Alors, euh, parlons un peu... de, comment dire... de cette idée, enfin, de cette... idée reçue qu'est la "valeur actionnariale". Ah là là... Une idée considérée par certains comme... euh... la chose la plus stupide au monde !

Bon, déjà, il y a cette citation de Jack Welch, l'ancien patron de General Electric, qui disait, grosso modo, que la valeur actionnariale, c'est un résultat, pas une stratégie. Que les vraies priorités, c'étaient les employés, les clients, et les produits. C'est pas faux hein ? Et puis, y'a Warren Buffett qui disait, avec son humour habituel, qu'il serait SDF avec un gobelet si les marchés étaient toujours efficaces... C'est dire !

L'idée de maximiser la valeur actionnariale, c'était censé être la solution à tous les problèmes. Genre, au lieu de juste faire des profits, on devait maximiser les rendements pour les actionnaires, à long terme. Dividendes, augmentation du prix des actions... toute la panoplie.

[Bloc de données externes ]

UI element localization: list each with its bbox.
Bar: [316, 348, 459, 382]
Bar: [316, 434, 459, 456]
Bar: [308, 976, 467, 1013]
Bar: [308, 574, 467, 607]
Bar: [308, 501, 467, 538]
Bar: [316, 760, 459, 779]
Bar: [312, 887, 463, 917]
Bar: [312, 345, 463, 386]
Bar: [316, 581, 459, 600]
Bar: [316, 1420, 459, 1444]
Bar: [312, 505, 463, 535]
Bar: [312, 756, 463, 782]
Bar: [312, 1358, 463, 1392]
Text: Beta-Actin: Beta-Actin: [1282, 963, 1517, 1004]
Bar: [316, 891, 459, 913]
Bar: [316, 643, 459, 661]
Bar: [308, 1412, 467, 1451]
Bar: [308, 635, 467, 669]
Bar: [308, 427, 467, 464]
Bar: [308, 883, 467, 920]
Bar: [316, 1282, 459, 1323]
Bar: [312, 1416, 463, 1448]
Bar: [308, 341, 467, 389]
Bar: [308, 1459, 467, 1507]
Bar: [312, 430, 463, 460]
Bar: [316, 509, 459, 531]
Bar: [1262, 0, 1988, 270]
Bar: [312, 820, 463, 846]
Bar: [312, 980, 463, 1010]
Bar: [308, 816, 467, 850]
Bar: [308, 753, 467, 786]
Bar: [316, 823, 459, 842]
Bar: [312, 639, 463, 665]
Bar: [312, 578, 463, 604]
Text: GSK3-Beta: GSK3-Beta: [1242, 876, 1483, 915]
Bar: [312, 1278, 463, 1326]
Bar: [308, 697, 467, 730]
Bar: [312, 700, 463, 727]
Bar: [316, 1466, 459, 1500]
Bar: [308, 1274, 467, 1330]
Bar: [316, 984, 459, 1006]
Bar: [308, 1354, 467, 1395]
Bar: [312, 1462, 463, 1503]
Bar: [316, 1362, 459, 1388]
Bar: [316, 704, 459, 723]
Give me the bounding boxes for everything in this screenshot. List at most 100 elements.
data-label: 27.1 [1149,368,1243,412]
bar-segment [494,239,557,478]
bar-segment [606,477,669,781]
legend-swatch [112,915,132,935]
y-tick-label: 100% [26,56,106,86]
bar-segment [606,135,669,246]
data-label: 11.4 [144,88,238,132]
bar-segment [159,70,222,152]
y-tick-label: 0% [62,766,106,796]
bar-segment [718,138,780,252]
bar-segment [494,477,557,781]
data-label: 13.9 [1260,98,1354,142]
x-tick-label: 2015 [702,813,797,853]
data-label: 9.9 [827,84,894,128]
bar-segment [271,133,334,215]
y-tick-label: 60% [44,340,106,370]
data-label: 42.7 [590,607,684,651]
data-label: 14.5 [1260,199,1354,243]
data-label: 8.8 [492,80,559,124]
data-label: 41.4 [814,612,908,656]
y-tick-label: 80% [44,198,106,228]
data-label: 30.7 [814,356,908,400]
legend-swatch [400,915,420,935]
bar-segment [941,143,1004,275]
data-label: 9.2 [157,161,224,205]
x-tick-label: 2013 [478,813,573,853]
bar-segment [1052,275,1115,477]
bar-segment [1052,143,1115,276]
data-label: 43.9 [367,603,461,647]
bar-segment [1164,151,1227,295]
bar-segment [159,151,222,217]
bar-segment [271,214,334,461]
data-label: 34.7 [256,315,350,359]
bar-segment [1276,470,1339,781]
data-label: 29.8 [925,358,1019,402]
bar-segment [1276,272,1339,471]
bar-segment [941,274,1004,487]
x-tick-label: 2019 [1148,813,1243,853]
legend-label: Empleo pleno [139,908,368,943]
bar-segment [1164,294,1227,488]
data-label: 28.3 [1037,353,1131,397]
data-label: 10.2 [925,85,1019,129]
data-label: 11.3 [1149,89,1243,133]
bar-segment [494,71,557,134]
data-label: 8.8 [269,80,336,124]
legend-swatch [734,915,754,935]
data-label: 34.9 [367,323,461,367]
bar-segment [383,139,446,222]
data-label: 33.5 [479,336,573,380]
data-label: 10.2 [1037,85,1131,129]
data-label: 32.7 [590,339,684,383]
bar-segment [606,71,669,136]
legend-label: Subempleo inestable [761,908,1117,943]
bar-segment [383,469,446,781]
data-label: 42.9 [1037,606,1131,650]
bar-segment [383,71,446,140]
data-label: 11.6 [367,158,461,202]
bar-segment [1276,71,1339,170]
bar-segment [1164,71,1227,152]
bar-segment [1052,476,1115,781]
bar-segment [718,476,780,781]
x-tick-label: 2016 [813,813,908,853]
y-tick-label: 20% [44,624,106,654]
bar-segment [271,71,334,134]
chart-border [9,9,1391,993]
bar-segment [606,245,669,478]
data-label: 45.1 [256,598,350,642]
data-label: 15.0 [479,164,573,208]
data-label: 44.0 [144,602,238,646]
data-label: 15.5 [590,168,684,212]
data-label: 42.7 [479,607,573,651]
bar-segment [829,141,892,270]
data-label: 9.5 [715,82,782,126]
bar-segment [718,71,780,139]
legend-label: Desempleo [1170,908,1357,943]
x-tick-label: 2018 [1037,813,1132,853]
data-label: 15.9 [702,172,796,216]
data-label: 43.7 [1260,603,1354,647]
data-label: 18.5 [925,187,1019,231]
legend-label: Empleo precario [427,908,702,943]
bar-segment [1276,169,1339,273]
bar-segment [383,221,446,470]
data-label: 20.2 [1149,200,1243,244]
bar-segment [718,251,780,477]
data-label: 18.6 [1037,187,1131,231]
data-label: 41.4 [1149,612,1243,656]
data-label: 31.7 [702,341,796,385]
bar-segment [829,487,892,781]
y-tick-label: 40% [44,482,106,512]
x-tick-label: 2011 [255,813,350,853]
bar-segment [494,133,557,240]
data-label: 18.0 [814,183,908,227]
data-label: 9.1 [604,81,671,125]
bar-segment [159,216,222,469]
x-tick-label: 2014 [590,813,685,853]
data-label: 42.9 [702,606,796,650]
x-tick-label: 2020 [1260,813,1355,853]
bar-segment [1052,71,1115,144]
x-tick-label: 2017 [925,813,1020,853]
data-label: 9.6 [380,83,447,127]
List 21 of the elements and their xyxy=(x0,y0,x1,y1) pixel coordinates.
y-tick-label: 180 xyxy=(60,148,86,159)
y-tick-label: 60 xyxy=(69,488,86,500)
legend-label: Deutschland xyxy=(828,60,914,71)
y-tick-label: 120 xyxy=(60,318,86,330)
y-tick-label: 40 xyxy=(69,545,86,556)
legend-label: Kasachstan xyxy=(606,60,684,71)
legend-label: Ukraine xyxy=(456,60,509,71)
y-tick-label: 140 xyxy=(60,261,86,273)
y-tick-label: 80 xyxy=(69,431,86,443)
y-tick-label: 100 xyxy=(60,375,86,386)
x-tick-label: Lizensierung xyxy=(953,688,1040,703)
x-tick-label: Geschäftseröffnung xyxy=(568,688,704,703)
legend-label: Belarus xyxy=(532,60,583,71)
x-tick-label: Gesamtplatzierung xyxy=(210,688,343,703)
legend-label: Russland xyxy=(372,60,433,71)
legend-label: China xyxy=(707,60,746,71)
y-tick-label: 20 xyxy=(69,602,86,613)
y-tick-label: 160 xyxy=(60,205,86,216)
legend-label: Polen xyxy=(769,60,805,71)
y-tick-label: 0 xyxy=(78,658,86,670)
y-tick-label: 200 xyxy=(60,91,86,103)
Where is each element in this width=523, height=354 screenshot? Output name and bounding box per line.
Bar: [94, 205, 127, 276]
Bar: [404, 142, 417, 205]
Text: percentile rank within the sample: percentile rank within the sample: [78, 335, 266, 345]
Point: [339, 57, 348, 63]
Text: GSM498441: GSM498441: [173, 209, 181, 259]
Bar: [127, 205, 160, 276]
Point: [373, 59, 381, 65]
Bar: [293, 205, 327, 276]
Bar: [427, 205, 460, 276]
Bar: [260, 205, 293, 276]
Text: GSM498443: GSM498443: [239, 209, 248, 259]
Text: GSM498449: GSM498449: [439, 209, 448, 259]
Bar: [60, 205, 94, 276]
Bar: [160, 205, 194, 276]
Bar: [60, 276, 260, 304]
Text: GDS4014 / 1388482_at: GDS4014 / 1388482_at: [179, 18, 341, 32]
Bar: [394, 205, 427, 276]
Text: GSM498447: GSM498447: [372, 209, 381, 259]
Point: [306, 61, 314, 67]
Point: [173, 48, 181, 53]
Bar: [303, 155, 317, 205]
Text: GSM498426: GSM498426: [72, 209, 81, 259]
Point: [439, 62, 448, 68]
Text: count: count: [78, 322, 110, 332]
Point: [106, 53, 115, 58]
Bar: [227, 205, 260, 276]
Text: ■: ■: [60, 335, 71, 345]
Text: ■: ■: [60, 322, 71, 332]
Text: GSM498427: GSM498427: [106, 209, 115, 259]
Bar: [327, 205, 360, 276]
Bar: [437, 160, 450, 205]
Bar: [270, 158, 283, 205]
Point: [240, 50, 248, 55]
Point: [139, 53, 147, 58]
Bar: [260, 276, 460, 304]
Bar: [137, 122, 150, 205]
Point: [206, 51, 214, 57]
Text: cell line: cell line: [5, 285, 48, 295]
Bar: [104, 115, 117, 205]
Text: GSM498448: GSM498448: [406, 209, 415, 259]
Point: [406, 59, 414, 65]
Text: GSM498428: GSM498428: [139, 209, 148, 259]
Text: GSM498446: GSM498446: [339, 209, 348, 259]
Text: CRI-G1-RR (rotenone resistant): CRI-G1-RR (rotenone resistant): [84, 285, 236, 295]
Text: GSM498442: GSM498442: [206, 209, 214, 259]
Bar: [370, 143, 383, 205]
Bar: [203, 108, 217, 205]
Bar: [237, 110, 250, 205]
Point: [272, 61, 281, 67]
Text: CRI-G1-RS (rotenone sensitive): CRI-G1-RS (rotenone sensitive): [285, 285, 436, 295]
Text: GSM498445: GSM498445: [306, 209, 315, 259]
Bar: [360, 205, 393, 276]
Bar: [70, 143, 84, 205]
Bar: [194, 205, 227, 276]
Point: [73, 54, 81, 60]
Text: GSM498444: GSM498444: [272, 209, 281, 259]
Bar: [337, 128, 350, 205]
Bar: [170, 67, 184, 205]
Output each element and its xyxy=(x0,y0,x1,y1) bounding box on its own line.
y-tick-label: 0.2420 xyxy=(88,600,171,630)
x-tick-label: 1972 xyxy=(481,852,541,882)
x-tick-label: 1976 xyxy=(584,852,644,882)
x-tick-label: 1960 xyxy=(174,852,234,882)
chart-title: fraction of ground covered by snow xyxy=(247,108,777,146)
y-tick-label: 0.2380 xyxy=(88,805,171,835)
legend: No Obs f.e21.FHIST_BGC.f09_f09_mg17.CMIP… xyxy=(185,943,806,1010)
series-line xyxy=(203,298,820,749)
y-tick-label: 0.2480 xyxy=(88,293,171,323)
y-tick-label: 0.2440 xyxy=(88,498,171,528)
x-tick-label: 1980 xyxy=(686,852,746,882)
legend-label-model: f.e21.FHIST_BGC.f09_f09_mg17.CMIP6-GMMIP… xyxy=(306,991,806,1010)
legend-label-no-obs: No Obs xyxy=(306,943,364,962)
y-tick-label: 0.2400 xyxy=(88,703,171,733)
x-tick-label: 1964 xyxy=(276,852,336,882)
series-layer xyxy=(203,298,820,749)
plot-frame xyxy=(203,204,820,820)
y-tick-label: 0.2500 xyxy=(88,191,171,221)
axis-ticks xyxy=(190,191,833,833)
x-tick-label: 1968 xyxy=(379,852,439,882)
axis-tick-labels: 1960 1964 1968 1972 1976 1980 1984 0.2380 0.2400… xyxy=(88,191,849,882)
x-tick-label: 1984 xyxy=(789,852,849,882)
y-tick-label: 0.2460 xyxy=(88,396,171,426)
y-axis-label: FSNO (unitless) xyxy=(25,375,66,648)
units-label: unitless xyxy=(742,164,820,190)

En fait, cette "ère de la valeur actionnariale", elle a vraiment démarré dans les années 80, avec, euh... l'idée, hein, que la seule chose qui compte, c'est le cours de l'action. On raconte une anecdote assez parlante. Il y avait Sandy Weill, qui dirigeait Travelers Insurance, et John Reed, le patron de Citibank. Ils ont fusionné leurs entreprises, et pendant un petit moment, ils étaient co-PDG. Reed disait qu'il voulait construire une entreprise pour aider la classe moyenne. Et Weill, lui, ne jurait que par la valeur actionnariale, les yeux rivés sur le cours de l'action. Bon, devinez qui a fini par être évincé ? Reed, évidemment. Et quelques années plus tard, en 2008, Citibank a dû être sauvée par l'état, parce que, eh bien, la "valeur actionnariale" s'était évaporée.

C'est Jack Welch, en fait, qu'on considère souvent comme le père de cette idée, même s'il n'a pas vraiment inventé l'expression. C'est plutôt un certain Alfred Rappaport. Et puis les consultants s'en sont emparés, avec une ferveur incroyable. "Valeur actionnariale" par-ci, "valeur actionnariale" par-là... On n'entendait plus que ça. Et puis, tenez-vous bien, en 2009, Welch lui-même a fini par dire que c'était l'idée la plus stupide au monde! Bon, il s'est un peu rétracté après, mais quand même...

Imaginez un employé de Walmart, la caissière, le PDG... vous croyez qu'ils sont motivés à l'idée de maximiser la valeur actionnariale ? Franchement... Et Bill Gates ou Jeff Bezos, vous pensez qu'ils espèrent qu'on écrira sur leur tombe "Il a maximisé la valeur actionnariale" ? Bof !

Mais bon, les économistes, les "freshwater economists", sont arrivés à la rescousse, avec l'hypothèse des marchés efficients. C'est quoi, ça ? C'est l'idée que les marchés sont toujours au courant de tout, que le prix des actions reflète toute l'information disponible. Donc, si on veut maximiser la valeur actionnariale, il suffit de maximiser le prix de l'action. Facile, non ? Sauf que... si tout le monde sait tout, pourquoi se casser la tête à faire des recherches ? Y'a une contradiction là-dedans.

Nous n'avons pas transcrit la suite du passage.